The northern Alaska was probably a much more hospitable place with approximate temperature of 45 degrees Fahrenheit and was thought to be covered by forests.

"For at least 25 years, the fossils were lumped in with another hadrosaur, Edmontosaurus, a species well-known in Canada and the U.S., including Montana and South Dakota. The formal study of the Alaska dinosaur revealed differences in skull and mouth features that made it a different species," said Patrick Druckenmiller, a vertebrate paleontologist at the University of Alaska who helped find the fossils, in an interview for the Los Angeles Times.

CBS News reported, researchers believe The Prince Creek Formation is teeming with skeletons of at least 13 different species of dinosaur, which are different than those found at lower latitudes.

"When we think of dinosaurs, we think of them living in a tropical paradise, but for these dinosaurs, it was more like an Arctic paradise.
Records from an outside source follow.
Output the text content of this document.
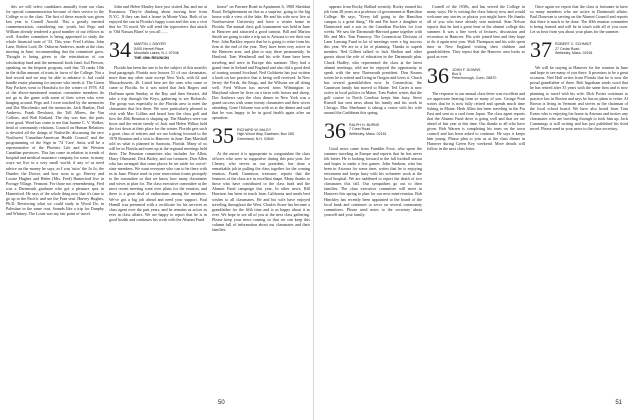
this we will select candidates annually from our class for special commemoration because of their service to the College or to the class. The first of these awards was given last year to Cornell Arnold. This a greatly merited commemoration, considering our youth, but Pego and William already tendered a good number of our fellows as well. Another committee is being appointed to study the whole financial state of '33. This year: Fred Lehfan, John Lane, Robert Lord, Dr. Osborne Andrews, made at the class meeting in June, recommending that the committee grow. Thought is being given to the reinstitution of our scholarship fund and the memorial book fund. Jud Pierson, speaking on the bequest program, said that '33 ranks 10th in the dollar amount of trusts in favor of the College. Not a bad record and we may be able to enhance it. Jud could handle estate planning for anyone who needs it. The Green Bay Packers went to Honolulu for the winter of 1978. All of the above-mentioned reunion committee members do not go to the game with some of their wives who were hanging around. Pego and I were touched by the memories and Dot Marchenko and the memories. Jack Hanlon, Dud Andrews, Frank Dewharst, the Toll Albees, the Van Collons, and Walt Kinkaid. The day was fine, the parts were good. Word has come to me that Juanne C. V. Walker, head of community relations, Council on Human Relations is devoted all the doings of Nashville, discussing the race Northwest 'Canadian-American Health Council' and the programming of the Sign in '74 'Care' Anita will be a representative of the Phoenix Life and the Western Canadian provinces. This has come in relation to trends of hospital and medical assurance company for some, in many ways we live in a very small world; if any of us need advice on the money he says, as I was 'tutor' the Jo Jo, the Dunder, the Doctor, and how soon to go. Harvey and Louise Hughes and Helen (Mrs. Fred) Hamerford live in Portage Village, Vermont. For those not remembering, Fred was a Dartmouth graduate who got a pleasure spot in Hamerford. He says of the whole thing now that it's time to go up to the Pacific and see the Fran sent. Harvey Hughes, Ph.D. Reviewing what we could study in Wood Do, in Palestine in the same rout, Sounds like a trip for Dunphy and Whitney. The Louis was my fair point of travel.

John and Helen Manley have just visited Jim and me at Rossmoor. They're thinking about moving here from N.Y.C. If they can find a house in Monte Vista. Both of us enjoyed the sun in Florida's happy town and this was a visit that for '33 stood. We will send the typewriters that attach to 'Old Nassau Blues' to you all ......

34 MARTIN J. DWYER
5400 Hermit Place
Mountain Lakes, N.J. 07046
THE 45th REUNION

Florida has been the one to be the subject of this month's lead paragraph. Florida now houses 51 of our classmates, more than any other state except New York, with 62 and Massachusetts, 46. Listed here are the ones who came or came to Florida. So it was noted that Jack Rogers and Hoffman spent Sunday at the Bay and then Stewart, did take a trip through the Keys, gathering to see Richard's. The group was especially in the Florida area to meet the classmates that live there. We were particularly pleased to visit with Mac Collins and heard how the class golf and how the 45th Reunion is shaping up. The Manleys were our hosts and the entire family of Jack and Helen Wilkin held the fort down at their place for the winter. Florida gets such a great class of retirees and we are looking forward to the 1978 Reunion and a visit to Hanover in June. Dan Marshall told us what is planned in Sarasota, Florida. Many of us will be in Florida and meet up at the regional meetings held there. The Reunion committee also includes Joe Allen, Harry Olmstead, Dick Bailey, and our treasurer, Don Allen who has arranged that some places be set aside for out-of-state members. We want everyone who can to be there with us in June. Please send in your reservation forms promptly to the committee so that we know how many classmates and wives to plan for. The class executive committee at the most recent meeting went over plans for the reunion, and there is a great deal of enthusiasm among the members. We've got a big job ahead and need your support. Paul Hamill was presented with a certificate for his services as class agent over the past years, and he remains as active as ever in class affairs. We are happy to report that he is in good health and continues his work with the Alumni Fund.

house" on Pawnee Road in Apartment 6, 1900 Sheridan Road. Enlightenment on this as a surprise, going to the big house with a view of the lake. He and his wife now live at Northwestern University and have a winter home in Florida. The annual class golf tournament was held in June in Hanover and attracted a good turnout. Bill and Marion Smith are going to take a trip out to Arizona to see their son Pete. John Barkley reports that he is going to retire from his firm at the end of the year. They have been very active in the Hanover area, and plan to stay there permanently. In Hartford, Tom Weatherall and his wife Anne have been traveling and were in Europe this summer. They had a grand time in Ireland and England and also did a good deal of touring around Scotland. Neil Goldstein has just written a book on law practice that is being well received. In New Jersey the Fords, the Kings, and the Wilsons are all doing well. Fred Wilson has moved from Wilmington to Maryland where he lives on a farm with horses and sheep. Doc Andrews says the class dinner in New York was a grand success with some twenty classmates and their wives attending. Gene Osborne was with us at the dinner and said that he was happy to be in good health again after an operation.

35 RICHARD W. McLEY
High Wood Way, Eastham, Box 265
Greenland, N.H. 03840

At the outset it is appropriate to congratulate the class officers who were so supportive during this past year. Joe Cheney, who serves as our president, has done a remarkable job in pulling the class together for the coming reunion. Frank Gunnison, treasurer, reports that the finances of the class are in excellent shape. Many thanks to those who have contributed to the class fund and the Alumni Fund campaign this year. In other news, Bill Harrison has been in touch from California and sends best wishes to all classmates. He and his wife have enjoyed traveling throughout the West. Charles Stone has become a grandfather for the fifth time and is as happy about it as ever. We hope to see all of you at the next class gathering. Please keep your news coming so that we can keep this column full of information about our classmates and their families.

50

appears from Rocky Ballard recently. Rocky earned his job from 28 years as a professor of government at Hamilton College. He says, "Every fall going to the Hamilton campus is a great thing." He and Pat have a daughter at Dartmouth and a son in the Canadian Rockies for four weeks. We saw the Dartmouth-Harvard game together with Mr. and Mrs. Tom Pomeroy. The Connecticut Division of Lane Lansing Fund in lot of meetings were a big success this year. We are in a lot of planning. Thanks to superb member. Ned Gilbert talked to Jack Shelton and other guests about the role of education in the Dartmouth plan. Chuck Hadley, who represented the class at the latest alumni meetings, told me he enjoyed the opportunity to speak with the new Dartmouth president. Don Kearns writes he is retired and living in Oregon and loves it. Chuck has several grandchildren now. In Connecticut, the Gunnison family has moved to Maine. Ted Carter is now active in local politics in Maine. Tom Parker writes that the golf course in North Carolina keeps him busy. Steve Russell has sent news about his family and his work in Chicago. Mac Sherburne is taking a cruise with his wife around the Caribbean this spring.

36 RALPH H. BURNS
7 Crest Road
Wellesley, Mass. 02181

Good news came from Franklin Frost, who spent the summer traveling in Europe and reports that he has never felt better. He is looking forward to the fall football season and hopes to make a few games. John Sanborn, who has been in Arizona for some time, writes that he is enjoying retirement and keeps busy with his volunteer work at the local hospital. We are saddened to report the death of two classmates this fall. Our sympathies go out to their families. The class executive committee will meet in Hanover this spring to plan for our next mini-reunion. Bob Hinckley has recently been appointed to the board of the local bank and continues to serve on several community committees. Please send notes to the secretary about yourself and your family.

Cornell of the 1930s, and has served the College in many ways. He is writing the class history now and would welcome any stories or photos you might have. He thanks all of you who have already sent material. Stan Nelson reports that he had a great time at the alumni college this summer. It was a fine week of lectures, discussion and recreation in Hanover. His wife joined him and they hope to do it again next year. Walt Thompson and his wife spent time in New England visiting their children and grandchildren. They report that the Hanover area looks as good as ever.

36 JOHN F. DOWNS
Box 5
Peterborough, Conn. 06870

The response to our annual class letter was excellent and we appreciate hearing from so many of you. George Pratt writes that he is now fully retired and spends much time fishing in Maine. Herb Allen has been traveling in the Far East and sent us a card from Japan. The class agent reports that the Alumni Fund drive is going well and that we are ahead of last year at this time. Our thanks to all who have given. Bob Warren is completing his term on the town council and has been asked to continue. He says it keeps him young. Please plan to join us at the class dinner in Hanover during Green Key weekend. More details will follow in the next class letter.

Once again we report that the class is fortunate to have so many members who are active in Dartmouth affairs. Paul Donovan is serving on the Alumni Council and reports that there is much to be done. The 40th reunion committee is being formed and will be in touch with all of you soon. Let us hear from you about your plans for the summer.

37 ROBERT C. SCHMIDT
27 Cedar Road
Wellesley, Mass. 02181

We will be staying in Hanover for the reunion in June and hope to see many of you there. It promises to be a great occasion. Ned Hall writes from Florida that he is now the proud grandfather of three. Bob Ingraham sends word that he has retired after 35 years with the same firm and is now planning to travel with his wife. Dick Foster continues to practice law in Boston and says he has no plans to retire. Al Brown is living in Vermont and serves as the chairman of the local school board. We have also heard from Tom Evans who is enjoying his home in Arizona and invites any classmates who are traveling through to look him up. Jack Cummings is still writing and has just published his third novel. Please send in your news to the class secretary.

51
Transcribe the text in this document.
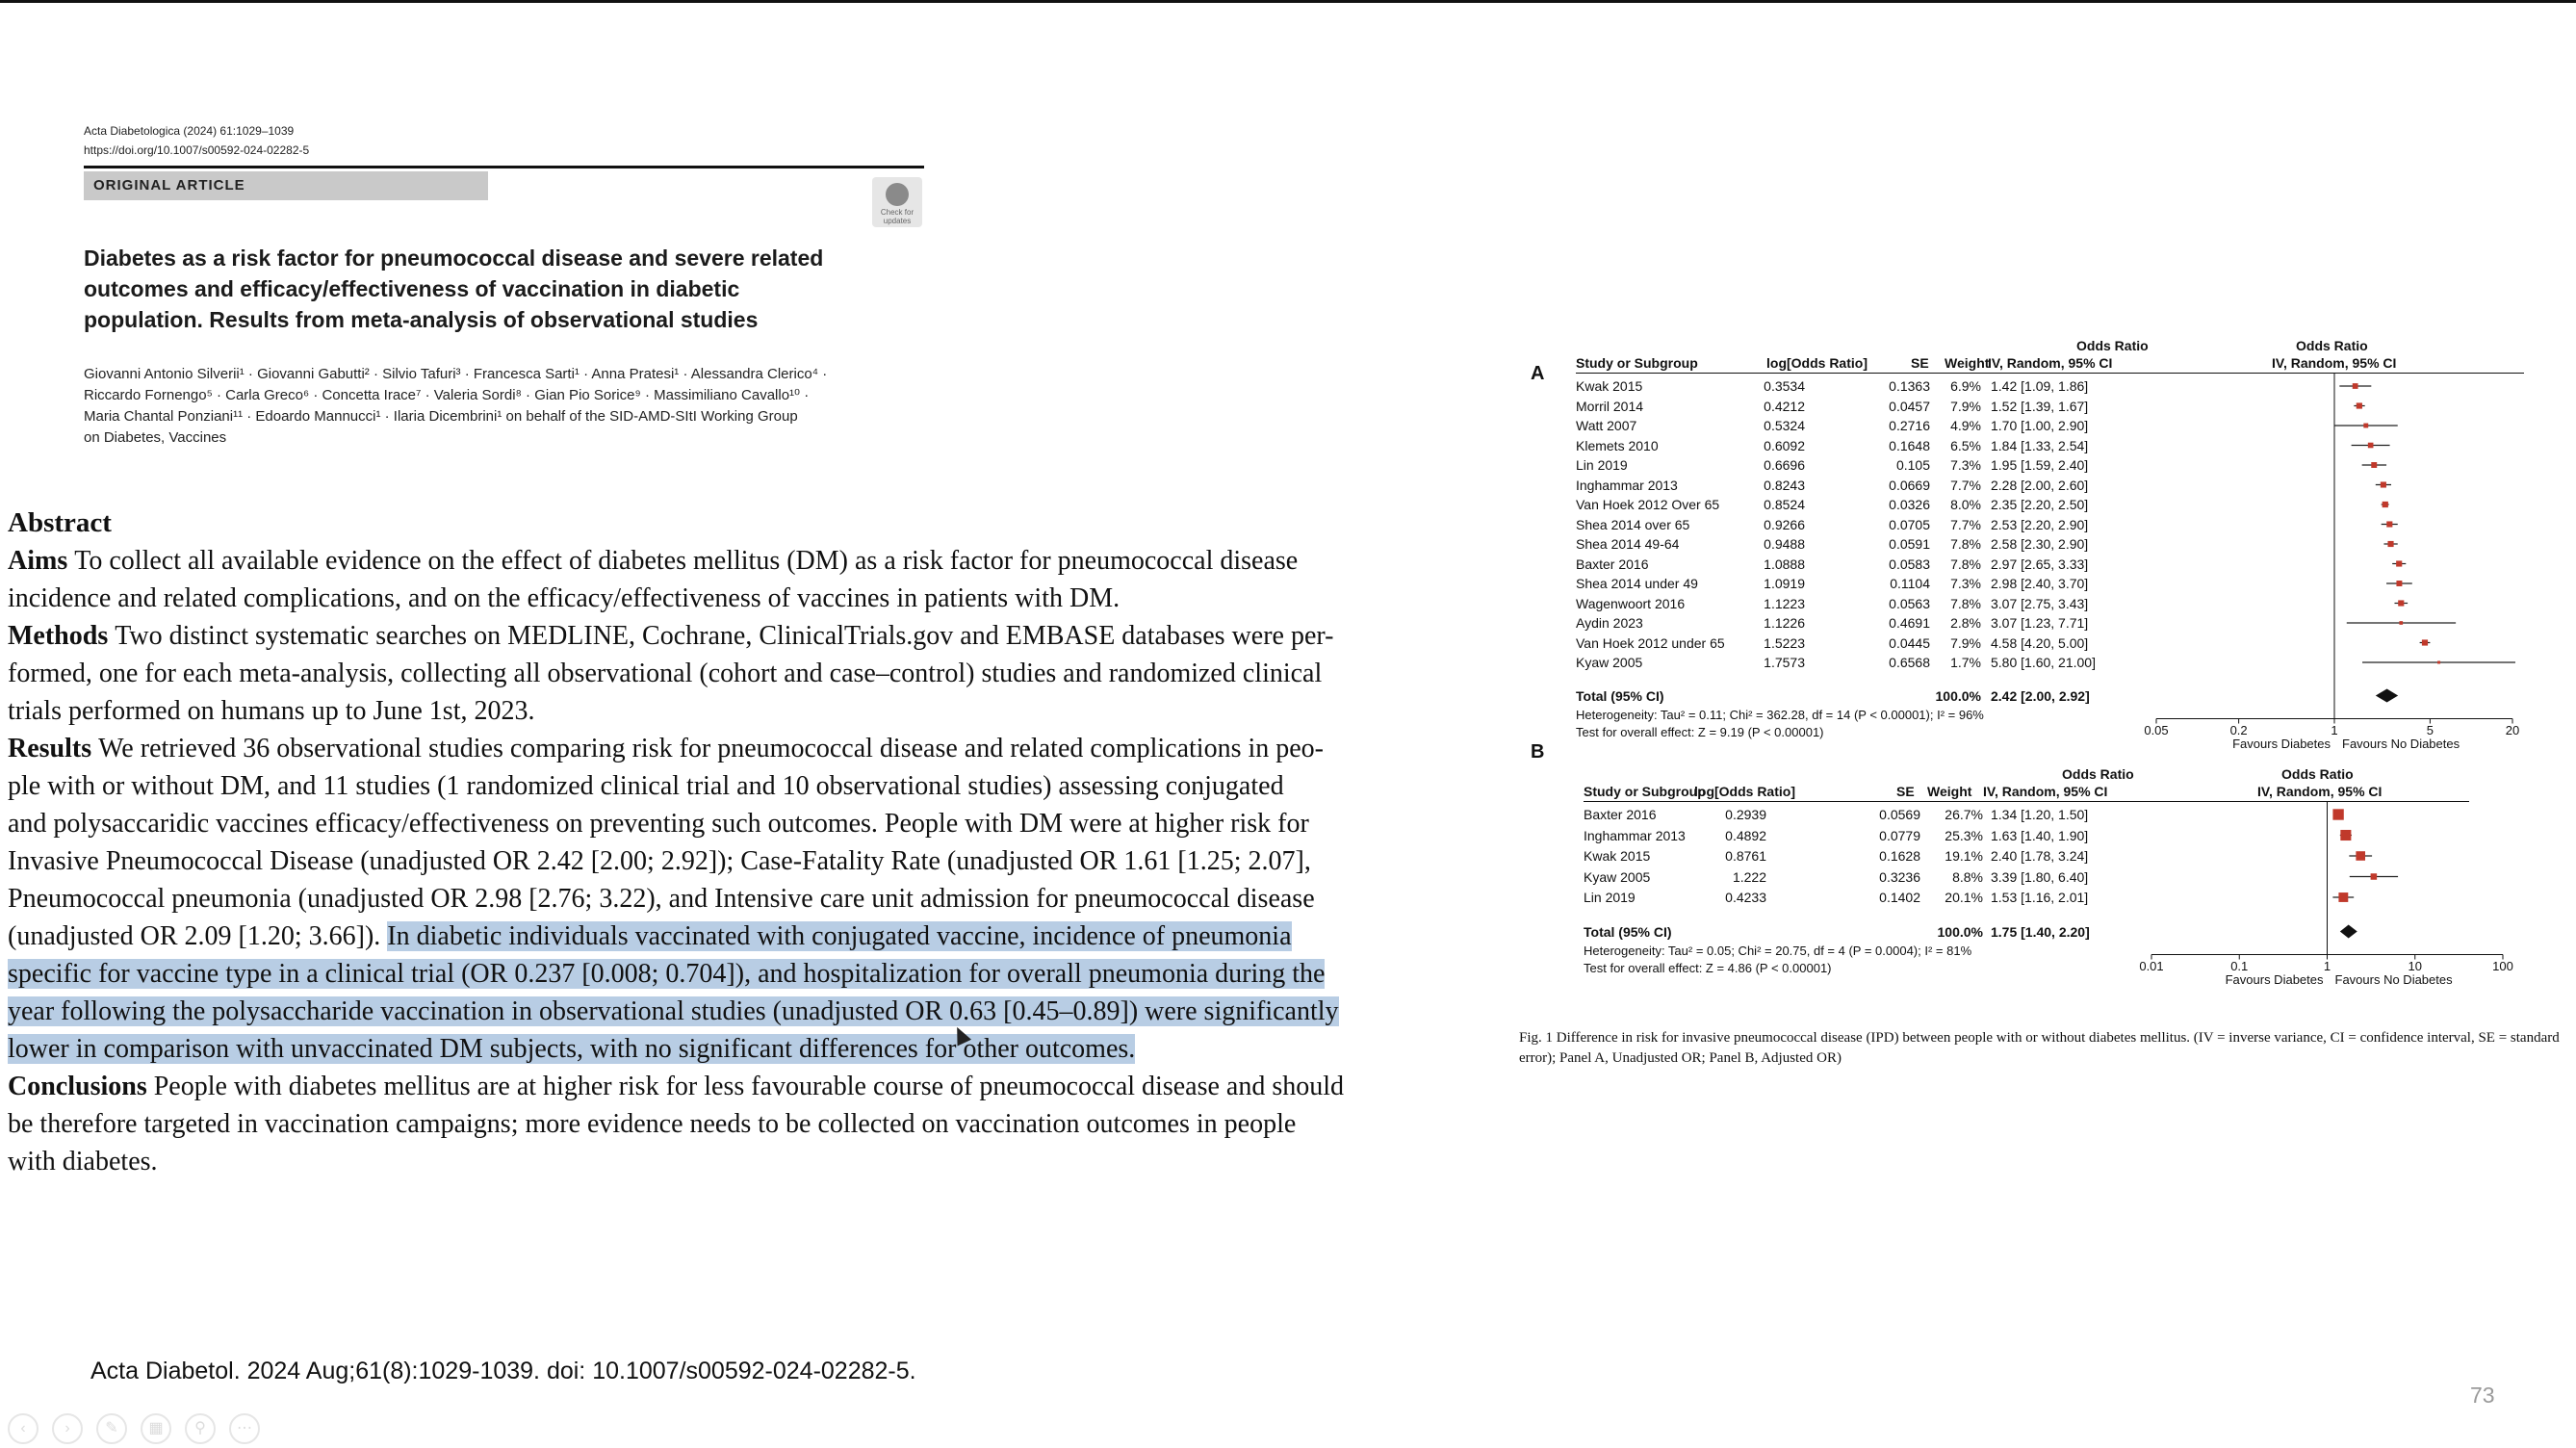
Acta Diabetologica (2024) 61:1029–1039
https://doi.org/10.1007/s00592-024-02282-5
ORIGINAL ARTICLE
Check for updates
Diabetes as a risk factor for pneumococcal disease and severe related
outcomes and efficacy/effectiveness of vaccination in diabetic
population. Results from meta-analysis of observational studies
Giovanni Antonio Silverii¹ · Giovanni Gabutti² · Silvio Tafuri³ · Francesca Sarti¹ · Anna Pratesi¹ · Alessandra Clerico⁴ ·
Riccardo Fornengo⁵ · Carla Greco⁶ · Concetta Irace⁷ · Valeria Sordi⁸ · Gian Pio Sorice⁹ · Massimiliano Cavallo¹⁰ ·
Maria Chantal Ponziani¹¹ · Edoardo Mannucci¹ · Ilaria Dicembrini¹ on behalf of the SID-AMD-SItI Working Group
on Diabetes, Vaccines
Abstract
Aims To collect all available evidence on the effect of diabetes mellitus (DM) as a risk factor for pneumococcal disease
incidence and related complications, and on the efficacy/effectiveness of vaccines in patients with DM.
Methods Two distinct systematic searches on MEDLINE, Cochrane, ClinicalTrials.gov and EMBASE databases were per-
formed, one for each meta-analysis, collecting all observational (cohort and case–control) studies and randomized clinical
trials performed on humans up to June 1st, 2023.
Results We retrieved 36 observational studies comparing risk for pneumococcal disease and related complications in peo-
ple with or without DM, and 11 studies (1 randomized clinical trial and 10 observational studies) assessing conjugated
and polysaccaridic vaccines efficacy/effectiveness on preventing such outcomes. People with DM were at higher risk for
Invasive Pneumococcal Disease (unadjusted OR 2.42 [2.00; 2.92]); Case-Fatality Rate (unadjusted OR 1.61 [1.25; 2.07],
Pneumococcal pneumonia (unadjusted OR 2.98 [2.76; 3.22), and Intensive care unit admission for pneumococcal disease
(unadjusted OR 2.09 [1.20; 3.66]). In diabetic individuals vaccinated with conjugated vaccine, incidence of pneumonia
specific for vaccine type in a clinical trial (OR 0.237 [0.008; 0.704]), and hospitalization for overall pneumonia during the
year following the polysaccharide vaccination in observational studies (unadjusted OR 0.63 [0.45–0.89]) were significantly
lower in comparison with unvaccinated DM subjects, with no significant differences for other outcomes.
Conclusions People with diabetes mellitus are at higher risk for less favourable course of pneumococcal disease and should
be therefore targeted in vaccination campaigns; more evidence needs to be collected on vaccination outcomes in people
with diabetes.
A
Odds Ratio	Odds Ratio
Study or Subgroup	log[Odds Ratio]	SE Weight
IV, Random, 95% CI	IV, Random, 95% CI
Kwak 2015	0.3534	0.1363	6.9% 1.42 [1.09, 1.86]
Morril 2014	0.4212	0.0457	7.9% 1.52 [1.39, 1.67]
Watt 2007	0.5324	0.2716	4.9% 1.70 [1.00, 2.90]
Klemets 2010	0.6092	0.1648	6.5% 1.84 [1.33, 2.54]
Lin 2019	0.6696	0.105	7.3% 1.95 [1.59, 2.40]
Inghammar 2013	0.8243	0.0669	7.7% 2.28 [2.00, 2.60]
Van Hoek 2012 Over 65	0.8524	0.0326	8.0% 2.35 [2.20, 2.50]
Shea 2014 over 65	0.9266	0.0705	7.7% 2.53 [2.20, 2.90]
Shea 2014 49-64	0.9488	0.0591	7.8% 2.58 [2.30, 2.90]
Baxter 2016	1.0888	0.0583	7.8% 2.97 [2.65, 3.33]
Shea 2014 under 49	1.0919	0.1104	7.3% 2.98 [2.40, 3.70]
Wagenwoort 2016	1.1223	0.0563	7.8% 3.07 [2.75, 3.43]
Aydin 2023	1.1226	0.4691	2.8% 3.07 [1.23, 7.71]
Van Hoek 2012 under 65	1.5223	0.0445	7.9% 4.58 [4.20, 5.00]
Kyaw 2005	1.7573	0.6568	1.7% 5.80 [1.60, 21.00]
Total (95% CI)	100.0% 2.42 [2.00, 2.92]
Heterogeneity: Tau² = 0.11; Chi² = 362.28, df = 14 (P < 0.00001); I² = 96%
Test for overall effect: Z = 9.19 (P < 0.00001)	0.05	0.2	1	5	20
Favours Diabetes Favours No Diabetes
B
Odds Ratio	Odds Ratio
Study or Subgroup
log[Odds Ratio]	SE Weight IV, Random, 95% CI	IV, Random, 95% CI
Baxter 2016	0.2939	0.0569	26.7% 1.34 [1.20, 1.50]
Inghammar 2013	0.4892	0.0779	25.3% 1.63 [1.40, 1.90]
Kwak 2015	0.8761	0.1628	19.1% 2.40 [1.78, 3.24]
Kyaw 2005	1.222	0.3236	8.8% 3.39 [1.80, 6.40]
Lin 2019	0.4233	0.1402	20.1% 1.53 [1.16, 2.01]
Total (95% CI)	100.0% 1.75 [1.40, 2.20]
Heterogeneity: Tau² = 0.05; Chi² = 20.75, df = 4 (P = 0.0004); I² = 81%
Test for overall effect: Z = 4.86 (P < 0.00001)	0.01	0.1	1	10	100
Favours Diabetes Favours No Diabetes
Fig. 1 Difference in risk for invasive pneumococcal disease (IPD) between people with or without diabetes mellitus. (IV = inverse variance, CI = confidence interval, SE = standard error); Panel A, Unadjusted OR; Panel B, Adjusted OR)
Acta Diabetol. 2024 Aug;61(8):1029-1039. doi: 10.1007/s00592-024-02282-5.
73
‹	›	✎	▦	⚲	⋯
It was probably comparable to what you would find in Juneau, Alaska, down in the panhandle of the state. It wasn't a warm winter, but it was much warmer than it is today," he said.

Small teams of paleontologists have toiled for 10 to 14 days to gather thousands of bones from the Prince Creek Formation, with around 6,000 bones only from Ugrunaaluk kuukpikensis.

"It's the one we know better than any other," Druckenmiller said. "We have every bone in its body."